Échec et mat : « Le Jeu de la dame » bat tous les records

Il y a trois ans, lorsque Scott Frank (Godless) est venu nous parler pour la première fois de son projet d’adapter Le Jeu de la dame, roman de Walter Tevis publié en 1983 qui raconte la vie d’une enfant prodige des échecs, nous avons trouvé l’histoire captivante. Beth est une outsider en proie à la dépendance, à la perte et à l’abandon. Son succès, pourtant improbable, est un hymne à la persévérance, à la famille et à la nécessité de se trouver et de rester fidèle à soi-même. 

Pour autant, je pense qu’aucun d’entre nous n’aurait pu prédire que Le Jeu de la dame (tout comme l’extraordinaire Anya Taylor-Joy) deviendrait le phénomène mondial que l’on connaît aujourd’hui, et encore moins notre meilleure minisérie à ce jour. Depuis son lancement sur Netflix en octobre : 

  • le roman Le Jeu de la dame figure dans la liste des best-sellers du New York Times, 37 ans après sa parution ; 

  • les recherches du mot « chess » dans Google (« échecs ») ont doublé, tandis que la phrase « how to play chess » (« comment jouer aux échecs ») n’a jamais été aussi recherchée en neuf ans ;

  • les recherches de « chess sets » (« jeux d’échecs ») sur eBay ont augmenté de 250 % et Goliath Games affirme que ses ventes de jeux d’échecs ont progressé de plus de 170 % ;

  • le nombre de joueurs a été multiplié par cinq sur Chess.com. 

Selon la Fédération internationale des échecs, l’engouement pour la série a également suscité un intérêt nettement plus marqué pour le Championnat du monde l’année prochaine. 

Sur Netflix, 62 millions de foyers ont choisi de regarder Le Jeu de la dame au cours de ses 28 premiers jours de diffusion : un record. Depuis la Russie jusqu’à Hong Kong, la France, Taïwan ou encore l’Australie, cette production a eu une portée sensationnelle. De fait, elle a fait partie du top 10 dans 92 pays et a même pris la tête du classement dans 63 pays, parmi lesquels le Royaume-Uni, l’Argentine, Israël et l’Afrique du Sud.

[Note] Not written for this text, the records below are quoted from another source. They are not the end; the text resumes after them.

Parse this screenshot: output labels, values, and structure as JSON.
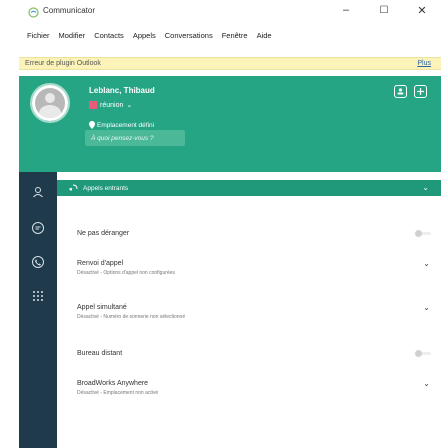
{
  "window": {
    "title": "Communicator",
    "minimize": "–",
    "maximize": "☐",
    "close": "✕"
  },
  "menu": [
    "Fichier",
    "Modifier",
    "Contacts",
    "Appels",
    "Conversations",
    "Fenêtre",
    "Aide"
  ],
  "plugin_bar": {
    "text": "Erreur de plugin Outlook",
    "more": "Plus"
  },
  "user": {
    "name": "Leblanc, Thibaud",
    "status": "réunion",
    "status_color": "#e95d7a",
    "location": "Emplacement défini",
    "thinking_placeholder": "À quoi pensez-vous ?"
  },
  "calls_bar": {
    "label": "Appels entrants"
  },
  "settings": [
    {
      "title": "Ne pas déranger",
      "subtitle": "",
      "control": "toggle",
      "on": false
    },
    {
      "title": "Renvoi d'appel",
      "subtitle": "Désactivé - Options d'appel non configurées",
      "control": "chevron"
    },
    {
      "title": "Appel simultané",
      "subtitle": "Désactivé - Numéro de sonnerie non sélectionné",
      "control": "chevron"
    },
    {
      "title": "Bureau distant",
      "subtitle": "",
      "control": "toggle",
      "on": false
    },
    {
      "title": "BroadWorks Anywhere",
      "subtitle": "Désactivé - Emplacement non activé",
      "control": "chevron"
    }
  ],
  "colors": {
    "accent": "#25a584",
    "sidebar": "#1f3a4b",
    "plugin_bar": "#fbf3b7"
  },
  "icons": {
    "app": "communicator-icon",
    "sidebar": [
      "contacts-icon",
      "chat-icon",
      "phone-icon",
      "dialpad-icon"
    ]
  }
}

En ayant réussi à donner vie, à travers la caméra, à l’intensité et aux détails de nombreuses parties d’échecs, Scott Frank nous livre ici le témoignage poignant de ses talents de scénariste et réalisateur. Un coup de génie qui lui aura valu une critique dithyrambique et même la note excessivement rare de 100 % sur Rotten Tomatoes. Mais sa réussite, Scott Frank la doit aussi à l’aide précieuse qu’il a reçue de toute la brillante équipe impliquée dans la série : l’utilisation subtile par la costumière Gabriele Binder du motif de damier dans les tenues de Beth, la musique haletante du compositeur Carlos Rafael Rivera, le montage captivant de Michelle Tesoro, les magnifiques décors d’Uli Hanisch qui habillent chaque scène, sans oublier le travail du directeur de la photographie Steven Meizler, qui a su transformer chaque partie en drame palpitant.

Échec et mat.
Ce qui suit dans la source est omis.